Спустя несколько дней после того, как дело Клышевского и Гумовских было разобрано в суде, постройки хутора перевезли в Долгое. Много было пересудов, когда обнаружили на хуторе яму с припрятанным добром и клад в горшке. «Скажи пожалуйста, на всю жизнь накопил... Чужое выходит боком!» Впрочем, никто не подозревал, что еще не все выкопано на хуторе, что кое о чем не знал и сам Каетан Гумовский... Вскоре на месте Малиновки остался только небольшой садик, да и тот по весне собирались перевезти к гидростанции. Снег завеял, засыпал дороги на Малиновку, завалил стежки. Только иногда вели туда собачьи следы — это одичавшая дворняжка Гумовского прибегала сюда из леса и подолгу выла на пустом месте, задрав голову к небу...
Над Долгим стояли солнечные, морозные дни. Синева неба была так чиста и легка, что, если бы не лежал вокруг снег, можно было подумать, что наступает весна. Люди радовались и доброй погоде, и тому, что наконец-то было уничтожено волчье логово и вокруг стало спокойно.
Навели порядок и в колхозе. Про Барковского и Шаплыку Якуб Гаманек сказал:
— Пройди-светы — одного поля ягоды... Вместе контрабанду возили...
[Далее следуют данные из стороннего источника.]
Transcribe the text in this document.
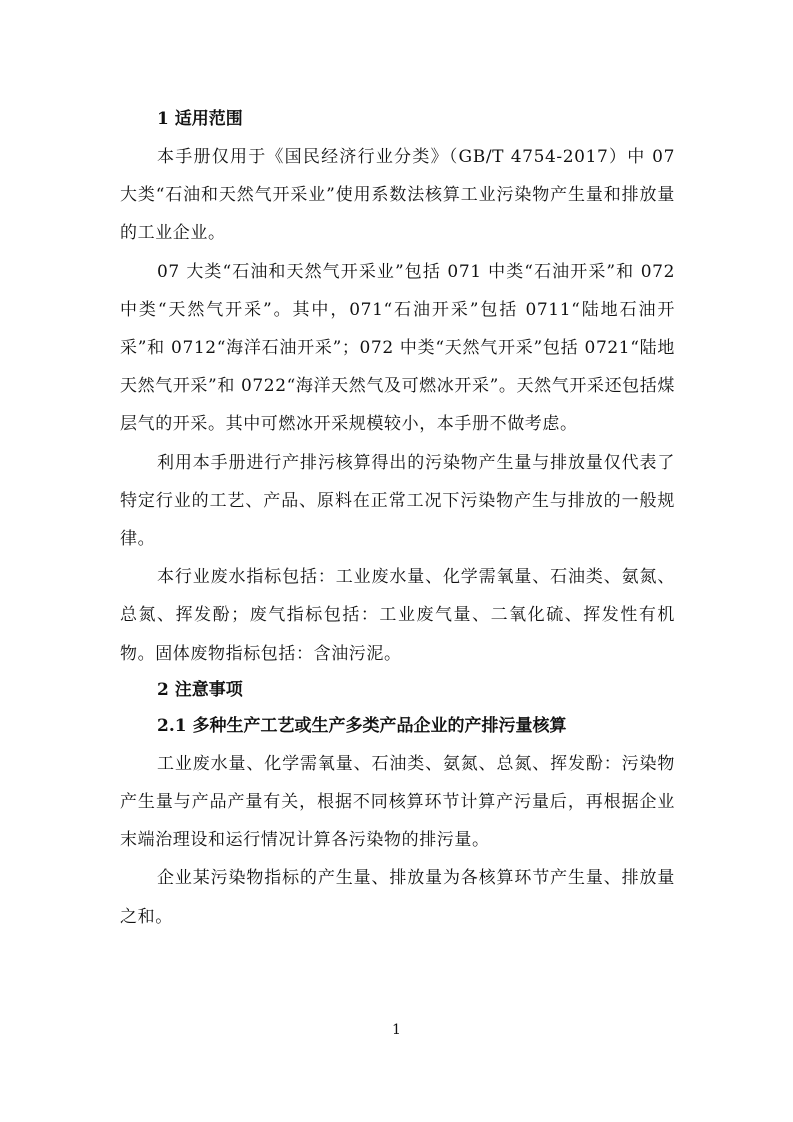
1 适用范围

本手册仅用于《国民经济行业分类》（GB/T 4754-2017）中 07 大类“石油和天然气开采业”使用系数法核算工业污染物产生量和排放量的工业企业。

07 大类“石油和天然气开采业”包括 071 中类“石油开采”和 072 中类“天然气开采”。其中，071“石油开采”包括 0711“陆地石油开采”和 0712“海洋石油开采”；072 中类“天然气开采”包括 0721“陆地天然气开采”和 0722“海洋天然气及可燃冰开采”。天然气开采还包括煤层气的开采。其中可燃冰开采规模较小，本手册不做考虑。

利用本手册进行产排污核算得出的污染物产生量与排放量仅代表了特定行业的工艺、产品、原料在正常工况下污染物产生与排放的一般规律。

本行业废水指标包括：工业废水量、化学需氧量、石油类、氨氮、总氮、挥发酚；废气指标包括：工业废气量、二氧化硫、挥发性有机物。固体废物指标包括：含油污泥。

2 注意事项

2.1 多种生产工艺或生产多类产品企业的产排污量核算

工业废水量、化学需氧量、石油类、氨氮、总氮、挥发酚：污染物产生量与产品产量有关，根据不同核算环节计算产污量后，再根据企业末端治理设和运行情况计算各污染物的排污量。

企业某污染物指标的产生量、排放量为各核算环节产生量、排放量之和。

1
Антону Самусевичу на партийном собрании за пьянство объявили строгий выговор. Он пыхтел, обливался потом и, почесывая затылок, клялся, что бес попутал и больше этого никогда не повторится. И правда — притих.
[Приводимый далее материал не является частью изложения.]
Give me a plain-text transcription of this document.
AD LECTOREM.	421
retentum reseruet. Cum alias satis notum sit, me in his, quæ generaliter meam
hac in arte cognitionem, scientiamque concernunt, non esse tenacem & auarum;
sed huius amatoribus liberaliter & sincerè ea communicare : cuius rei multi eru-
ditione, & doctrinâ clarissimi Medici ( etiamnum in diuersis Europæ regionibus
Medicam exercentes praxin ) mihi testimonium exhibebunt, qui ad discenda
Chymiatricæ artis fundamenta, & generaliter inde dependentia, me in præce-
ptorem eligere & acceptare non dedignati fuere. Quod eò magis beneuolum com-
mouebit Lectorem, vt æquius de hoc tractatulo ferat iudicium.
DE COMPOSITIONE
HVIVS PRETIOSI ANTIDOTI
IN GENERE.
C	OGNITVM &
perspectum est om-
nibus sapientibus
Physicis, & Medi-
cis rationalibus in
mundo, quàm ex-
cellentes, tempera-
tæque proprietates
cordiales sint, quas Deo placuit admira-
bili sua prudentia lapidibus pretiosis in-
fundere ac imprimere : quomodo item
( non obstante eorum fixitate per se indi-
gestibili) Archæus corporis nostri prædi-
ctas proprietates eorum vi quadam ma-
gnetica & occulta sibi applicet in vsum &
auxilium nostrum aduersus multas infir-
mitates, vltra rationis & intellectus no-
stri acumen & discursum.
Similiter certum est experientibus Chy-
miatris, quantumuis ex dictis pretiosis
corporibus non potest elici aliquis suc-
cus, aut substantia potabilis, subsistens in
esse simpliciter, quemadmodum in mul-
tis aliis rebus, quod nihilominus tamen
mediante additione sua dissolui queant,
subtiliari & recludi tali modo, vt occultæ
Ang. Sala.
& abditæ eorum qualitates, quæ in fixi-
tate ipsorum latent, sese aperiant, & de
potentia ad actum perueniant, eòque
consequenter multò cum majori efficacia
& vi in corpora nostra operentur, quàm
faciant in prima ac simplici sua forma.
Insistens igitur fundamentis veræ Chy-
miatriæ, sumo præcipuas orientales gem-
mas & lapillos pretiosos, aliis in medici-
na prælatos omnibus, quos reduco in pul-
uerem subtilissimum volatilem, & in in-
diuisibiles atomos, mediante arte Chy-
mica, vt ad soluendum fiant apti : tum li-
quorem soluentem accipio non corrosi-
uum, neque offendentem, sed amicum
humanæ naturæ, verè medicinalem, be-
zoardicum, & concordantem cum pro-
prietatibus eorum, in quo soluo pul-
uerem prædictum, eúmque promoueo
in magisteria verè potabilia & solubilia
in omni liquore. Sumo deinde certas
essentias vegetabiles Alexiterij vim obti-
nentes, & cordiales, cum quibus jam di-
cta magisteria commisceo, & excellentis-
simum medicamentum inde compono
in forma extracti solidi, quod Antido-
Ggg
— Правильно! — сопел он потом на людях. — Все верно... Только, братцы, за рюмку терплю, больше ни в чем не виноват. И влетел же я в эту компанию, старый дурень, в самую такую пору, когда Гумовских арестовали... Черт знает что люди подумать могут, верно?
— Кто тебя знает, — нарочно подзуживали его. — Сала на животе наел, а в голове сквозняки гуляют...
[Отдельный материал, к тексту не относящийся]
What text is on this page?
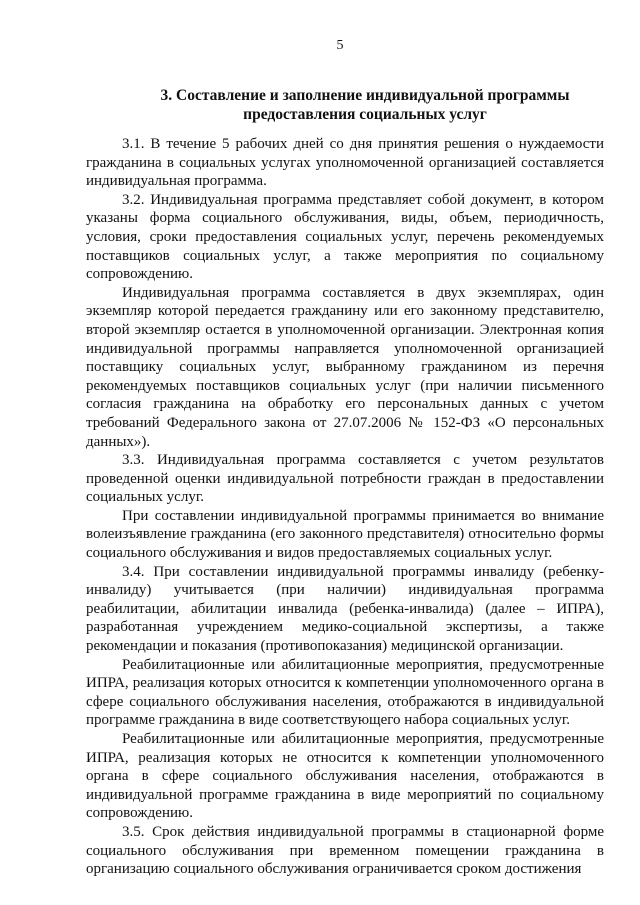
5
3. Составление и заполнение индивидуальной программы
предоставления социальных услуг

3.1. В течение 5 рабочих дней со дня принятия решения о нуждаемости гражданина в социальных услугах уполномоченной организацией составляется индивидуальная программа.

3.2. Индивидуальная программа представляет собой документ, в котором указаны форма социального обслуживания, виды, объем, периодичность, условия, сроки предоставления социальных услуг, перечень рекомендуемых поставщиков социальных услуг, а также мероприятия по социальному сопровождению.

Индивидуальная программа составляется в двух экземплярах, один экземпляр которой передается гражданину или его законному представителю, второй экземпляр остается в уполномоченной организации. Электронная копия индивидуальной программы направляется уполномоченной организацией поставщику социальных услуг, выбранному гражданином из перечня рекомендуемых поставщиков социальных услуг (при наличии письменного согласия гражданина на обработку его персональных данных с учетом требований Федерального закона от 27.07.2006 № 152-ФЗ «О персональных данных»).

3.3. Индивидуальная программа составляется с учетом результатов проведенной оценки индивидуальной потребности граждан в предоставлении социальных услуг.

При составлении индивидуальной программы принимается во внимание волеизъявление гражданина (его законного представителя) относительно формы социального обслуживания и видов предоставляемых социальных услуг.

3.4. При составлении индивидуальной программы инвалиду (ребенку-инвалиду) учитывается (при наличии) индивидуальная программа реабилитации, абилитации инвалида (ребенка-инвалида) (далее – ИПРА), разработанная учреждением медико-социальной экспертизы, а также рекомендации и показания (противопоказания) медицинской организации.

Реабилитационные или абилитационные мероприятия, предусмотренные ИПРА, реализация которых относится к компетенции уполномоченного органа в сфере социального обслуживания населения, отображаются в индивидуальной программе гражданина в виде соответствующего набора социальных услуг.

Реабилитационные или абилитационные мероприятия, предусмотренные ИПРА, реализация которых не относится к компетенции уполномоченного органа в сфере социального обслуживания населения, отображаются в индивидуальной программе гражданина в виде мероприятий по социальному сопровождению.

3.5. Срок действия индивидуальной программы в стационарной форме социального обслуживания при временном помещении гражданина в организацию социального обслуживания ограничивается сроком достижения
— Тьфу! — отплевывался Самусевич. — Живот у меня оттого растет, что сердце больное... Позавидовали! А я вам еще и докажу... Вот Каспар знает — могу я или не могу?
— Можешь, — утешал Каспар. — В поле у тебя глаз наметанный...
— То-то! — успокаивался Самусевич.
Каспар Круминь зачастил на стройку, хотя никогда больше не заикался Восилене о своем предложении. Она сначала привыкла к его посещениям, а потом, когда он два или три дня не заезжал, начинала скучать. Однажды он уговорил ее побывать в Эглайне. Она отнекивалась, но, пожалуй, только для виду. Сам Каспар добрый, хороший человек, рассуждала она, такой ей подходит, а как быть с сиротами? Она очень любит детей, хотя никогда не имела своих, но одно дело — приласкать, а другое дело — заменить мать. И все-таки, поколебавшись, согласилась.